Poll: Most Americans, South Koreans Back Summit
On the eve of President Trump’s historic meeting with North Korean leader Kim Jong Un, world leaders are uneasy about what may transpire in Singapore, and U.S. foreign policy experts are openly divided.
But what about the people who have the most to gain—or to lose—regarding tensions between the United States and North Korea? In a poll of South Koreans and Americans commissioned by the Charles Koch Institute and RealClearPolitics, the two groups dovetailed in a number of key areas:
- A vast majority of Americans (70 percent) say that Trump should meet with North Korea’s leader. In South Korea, this optimism is even higher, at 81 percent.
- Regarding Trump’s ultimate objective -- denuclearization of the peninsula – 46 percent of South Koreans believe that it will be achieved, compared to 31 percent of Americans.
- About one-fourth of respondents in South Korea and the U.S. believe relations are already improving between their country and North Korea.

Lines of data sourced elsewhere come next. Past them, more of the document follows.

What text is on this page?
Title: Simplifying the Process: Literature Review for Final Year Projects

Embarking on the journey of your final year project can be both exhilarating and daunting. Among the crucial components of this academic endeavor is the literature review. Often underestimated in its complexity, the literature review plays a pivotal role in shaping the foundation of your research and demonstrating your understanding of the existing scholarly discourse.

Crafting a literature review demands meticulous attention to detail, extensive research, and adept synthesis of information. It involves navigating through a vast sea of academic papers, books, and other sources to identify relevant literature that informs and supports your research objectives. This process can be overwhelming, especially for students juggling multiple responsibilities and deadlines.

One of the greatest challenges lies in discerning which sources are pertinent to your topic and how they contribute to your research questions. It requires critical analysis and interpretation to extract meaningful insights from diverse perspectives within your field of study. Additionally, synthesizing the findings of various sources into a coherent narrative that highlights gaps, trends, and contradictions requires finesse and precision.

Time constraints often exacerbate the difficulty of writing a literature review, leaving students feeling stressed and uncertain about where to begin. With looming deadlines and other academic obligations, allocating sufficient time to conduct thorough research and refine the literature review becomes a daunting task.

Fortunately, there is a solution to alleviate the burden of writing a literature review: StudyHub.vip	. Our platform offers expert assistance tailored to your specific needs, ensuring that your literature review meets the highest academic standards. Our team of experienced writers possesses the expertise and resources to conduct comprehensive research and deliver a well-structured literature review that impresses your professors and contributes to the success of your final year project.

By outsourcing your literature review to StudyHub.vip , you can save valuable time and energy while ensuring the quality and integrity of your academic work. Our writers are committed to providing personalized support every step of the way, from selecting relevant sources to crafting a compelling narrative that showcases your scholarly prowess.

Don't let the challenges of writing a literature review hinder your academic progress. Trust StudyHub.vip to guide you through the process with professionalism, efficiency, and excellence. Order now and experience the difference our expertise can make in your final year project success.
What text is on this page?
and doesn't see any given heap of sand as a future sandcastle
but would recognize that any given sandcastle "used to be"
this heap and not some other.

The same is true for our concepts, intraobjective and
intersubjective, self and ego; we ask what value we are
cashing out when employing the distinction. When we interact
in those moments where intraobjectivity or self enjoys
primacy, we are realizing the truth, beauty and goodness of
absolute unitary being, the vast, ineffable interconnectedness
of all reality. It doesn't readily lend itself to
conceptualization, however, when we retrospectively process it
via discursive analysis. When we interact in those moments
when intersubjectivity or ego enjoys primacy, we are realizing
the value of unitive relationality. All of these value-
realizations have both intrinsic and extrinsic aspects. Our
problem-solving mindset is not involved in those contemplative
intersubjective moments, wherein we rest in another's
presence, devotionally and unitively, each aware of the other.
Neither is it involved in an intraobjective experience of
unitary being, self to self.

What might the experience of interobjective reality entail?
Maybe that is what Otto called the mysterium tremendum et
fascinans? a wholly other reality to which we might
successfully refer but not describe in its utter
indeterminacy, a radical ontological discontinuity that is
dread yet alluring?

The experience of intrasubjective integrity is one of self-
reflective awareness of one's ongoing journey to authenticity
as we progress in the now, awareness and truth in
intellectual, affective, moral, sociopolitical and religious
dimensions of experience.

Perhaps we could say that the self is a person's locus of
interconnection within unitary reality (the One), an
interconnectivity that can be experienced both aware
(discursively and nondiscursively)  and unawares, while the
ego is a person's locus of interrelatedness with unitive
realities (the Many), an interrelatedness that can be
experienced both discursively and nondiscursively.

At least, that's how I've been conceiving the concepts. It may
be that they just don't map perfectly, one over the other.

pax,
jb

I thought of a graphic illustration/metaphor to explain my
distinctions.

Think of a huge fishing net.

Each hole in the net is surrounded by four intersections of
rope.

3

Although there were differences regarding the strategy to deal with North Korea, both Americans and South Koreans believe that engagement is key. Attitudes diverge regarding sanctions to garner positive outcomes: Americans are more likely to favor this approach than are South Koreans, who are less likely to believe such leverage will produce positive results.
If North Korea fails to denuclearize, both Americans and South Koreans believe that a combination of sanctions and nuclear deterrence are key going forward, but South Koreans favor the latter over the former. In either case, only a small minority of either Americans or South Koreans say that war or preemptive strikes should be part of any strategy toward North Korea.
The two allies also diverge over North Korea’s motives for pursuing nuclear arms. Perhaps surprisingly, more Americans feel threatened, believing that the Kim regime has the intent to use the weapons to attack. Three-fourths of South Korean respondents believe that North Korea is using its nuclear capability as a tactic to relieve the current sanctions regime.
As a former member of the military and a student of strategy and international relations, I was struck by another key area of divergence -- the prospect of withdrawing U.S. troops from the peninsula. Forty-five percent of South Koreans want U.S. troops to remain in their country indefinitely -- more than twice the percentage of Americans who feel this way.
South Koreans also believe that an end to the 65-year-old armistice is more important than denuclearization as a condition for a withdrawal of U.S. forces.
As a reminder that even geopolitics is local, the pollsters asked residents in each country, “Which country do you think is the greatest threat to your country’s safety?”
Among Americans, the “winners” in this dubious category were North Korea and Russia in a dead heat – with both at 24 percent. China was third at 12 percent, with Iran next at 8 percent.
In South Korea, the answers were North Korea (46 percent); China (30 percent); Japan (18 percent); the United States (14 percent). Russia came in a distant fifth at 2 percent. Iran barely registered.
The poll of 1,000 respondents in the United States and 700 in South Korea was conducted June 4-6 by Survey Sampling International. The margin of error is plus or minus 3.1 percentage points for the larger group and plus or minus 3.7 for the smaller group.